Australia has not had to fight against internal tyranny, and the fear of tyranny is not proximal like it is in the minds of our American cousins. A place that intentionally keeps itself well-armed is a place that keeps its history close to its heart, and does well to remember it. Think also of Russia’s response to coronavirus vaccines spruiked by their government; their take-up was slow and their hesitancy was some of the highest in the world; the reason is obviously that they mistrusted their government, who was responsible for the deaths of tens of millions of their comrades over the past century.

A government should be scared of its people, not the other way around.

Thankfully Australia has not been subject to any flagrant abuses of power by its national government. The same cannot be said of its state governments which have enacted numerous lockdowns and further restrictions on the unvaccinated (it is still illegal in certain industries for people to work without being vaccinated). Whilst these lockdowns have been partially tolerable, what is to stop the state governments from abusing this power again? It certainly isn’t the fear of firearms.

In America, four presidents have been assassinated along with around 50 other high-profile politicians. Countless assassination plots have occurred and been smothered. To be clear, I am not at all suggesting that assassinations are a good idea (quite the opposite). What I am suggesting is that there is a tangible fear from politicians in America, and this is likely in part due to the fact that it is a well-armed country. The ides of March wouldn’t be such a well-remembered date were it not for the fact that Julius Caesar was considered a tyrant by some, and that these people who believed this were well armed. Murder is a heinous crime and it is no idle reason that it carries the consequences of life imprisonment and death (depending where you look). Whilst tyranny is not a crime, perhaps it should be, and what should be the consequences of this crime?

Comparing the likely consequences.

Inevitably one must consider the likely consequences of gun crime and of the loss of liberty in the event that tighter firearm regulations are enacted. There is a reasonable nexus between the availability and prevalence of automatic weapons and the occurrence of significant gun crime; In Australia where automatic weapons cannot legally be owned by citizens, it still has gun crime, but massacres rarely reach the number of victims that are freshly at mind.

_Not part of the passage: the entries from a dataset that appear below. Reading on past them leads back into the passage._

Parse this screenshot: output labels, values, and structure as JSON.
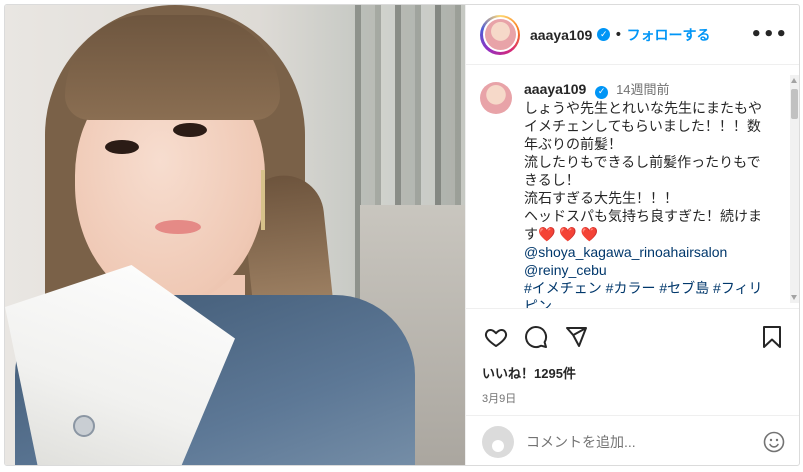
{
  "header": {
    "username": "aaaya109",
    "verified_symbol": "✓",
    "separator": "•",
    "follow_label": "フォローする",
    "more_label": "•••"
  },
  "caption": {
    "username": "aaaya109",
    "time": "14週間前",
    "lines": [
      "しょうや先生とれいな先生にまたもや",
      "イメチェンしてもらいました！！！数",
      "年ぶりの前髪！",
      "流したりもできるし前髪作ったりもで",
      "きるし！",
      "流石すぎる大先生！！！",
      "ヘッドスパも気持ち良すぎた！続けま"
    ],
    "last_line_prefix": "す",
    "hearts": "❤️ ❤️ ❤️",
    "mention_1": "@shoya_kagawa_rinoahairsalon",
    "mention_2": "@reiny_cebu",
    "hashtags": "#イメチェン #カラー #セブ島 #フィリ",
    "hashtags_cut": "ピン"
  },
  "actions": {
    "like_icon": "heart-outline-icon",
    "comment_icon": "comment-bubble-icon",
    "share_icon": "paper-plane-icon",
    "save_icon": "bookmark-icon"
  },
  "likes_text": "いいね！1295件",
  "date_text": "3月9日",
  "comment_box": {
    "placeholder": "コメントを追加...",
    "emoji_icon": "smiley-icon"
  },
  "colors": {
    "accent": "#0095f6",
    "text": "#262626",
    "muted": "#737373",
    "link": "#00376b",
    "border": "#efefef"
  }
}
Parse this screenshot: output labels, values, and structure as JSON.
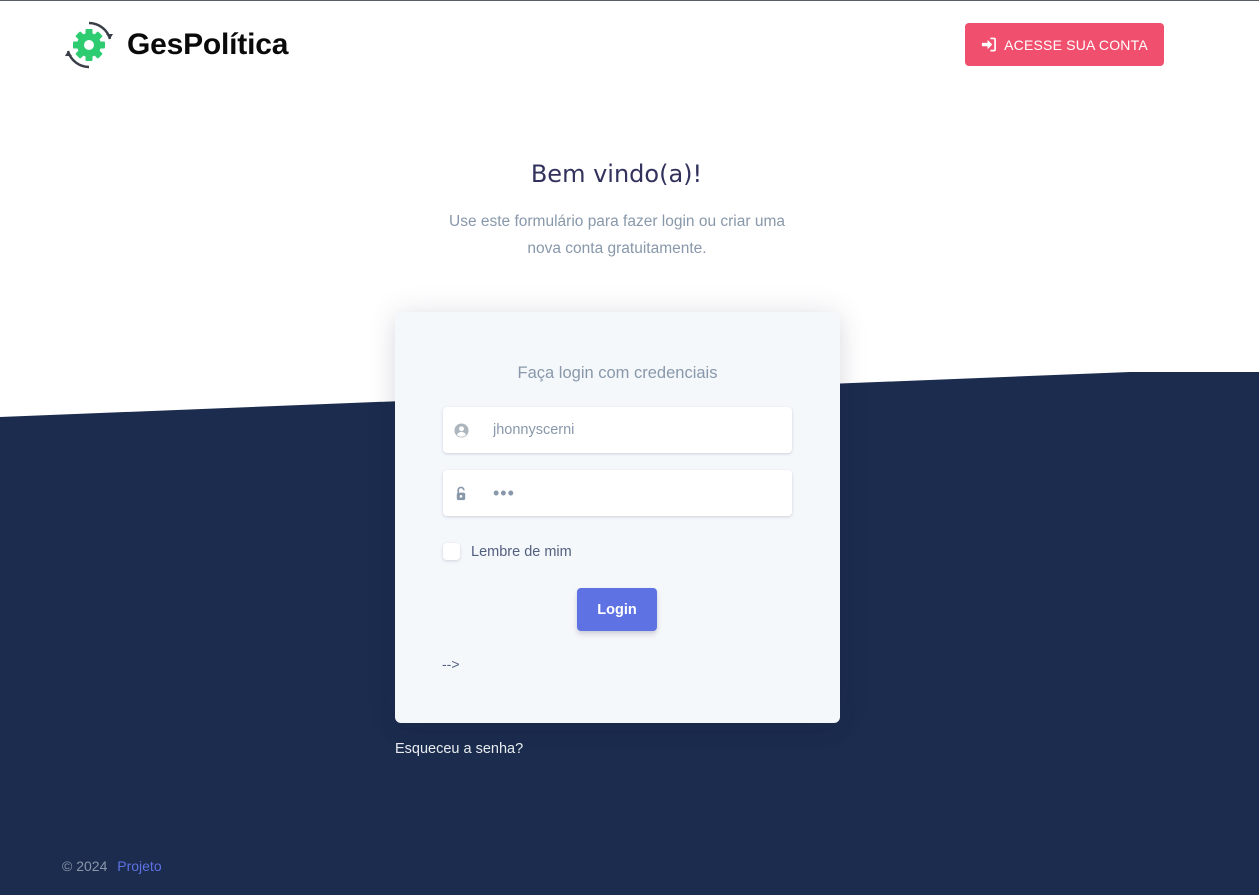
{
  "brand": {
    "name": "GesPolítica",
    "logo_icon": "gear-refresh-icon",
    "logo_color": "#2ecc71"
  },
  "header": {
    "account_button": {
      "label": "ACESSE SUA CONTA",
      "icon": "sign-in-icon",
      "color": "#f0506e"
    }
  },
  "hero": {
    "title": "Bem vindo(a)!",
    "lead_line1": "Use este formulário para fazer login ou criar uma",
    "lead_line2": "nova conta gratuitamente."
  },
  "login_card": {
    "title": "Faça login com credenciais",
    "username_value": "jhonnyscerni",
    "username_icon": "user-circle-icon",
    "password_value": "•••",
    "password_icon": "lock-open-icon",
    "remember_label": "Lembre de mim",
    "remember_checked": false,
    "submit_label": "Login",
    "submit_color": "#5e72e4",
    "stray_text": "-->"
  },
  "forgot_password": "Esqueceu a senha?",
  "footer": {
    "copyright": "© 2024",
    "link_label": "Projeto"
  },
  "colors": {
    "dark_section": "#1b2c4e",
    "card_background": "#f5f8fb"
  }
}
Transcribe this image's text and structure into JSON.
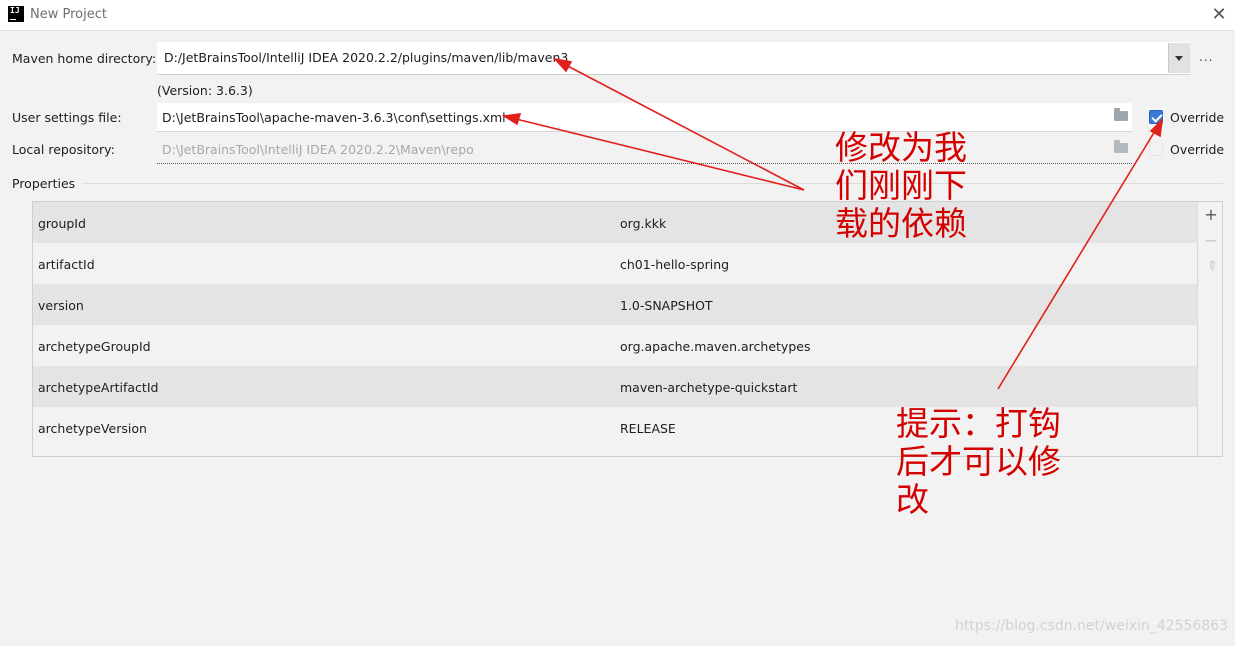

The antithetical argument is this; where firearms are more prevalent, the people with the firearms will be better equipped to protect themselves against the tyranny of their government. Luckily Australia has not had to deal with widespread tyranny to the degree that America has, and America has not encountered such a thing in living memory. Between the two nations, America is better armed to defend against a corrupt government seeking to wrongfully suppress its people. Perhaps it is less likely to encounter this problem for the same reason; its government is afraid of its people.

Where to draw the line?

Doing nothing appears likely to allow the same prevalence of significant gun violence to occur. Imposing further restrictions on gun ownership appears likely to be strongly opposed, and will necessarily erode on civil liberties, and flies in the face of a nation that’s founded on the principles of individual rights against the tyranny of unwarranted government overreach. Which of the two paths is a lesser evil?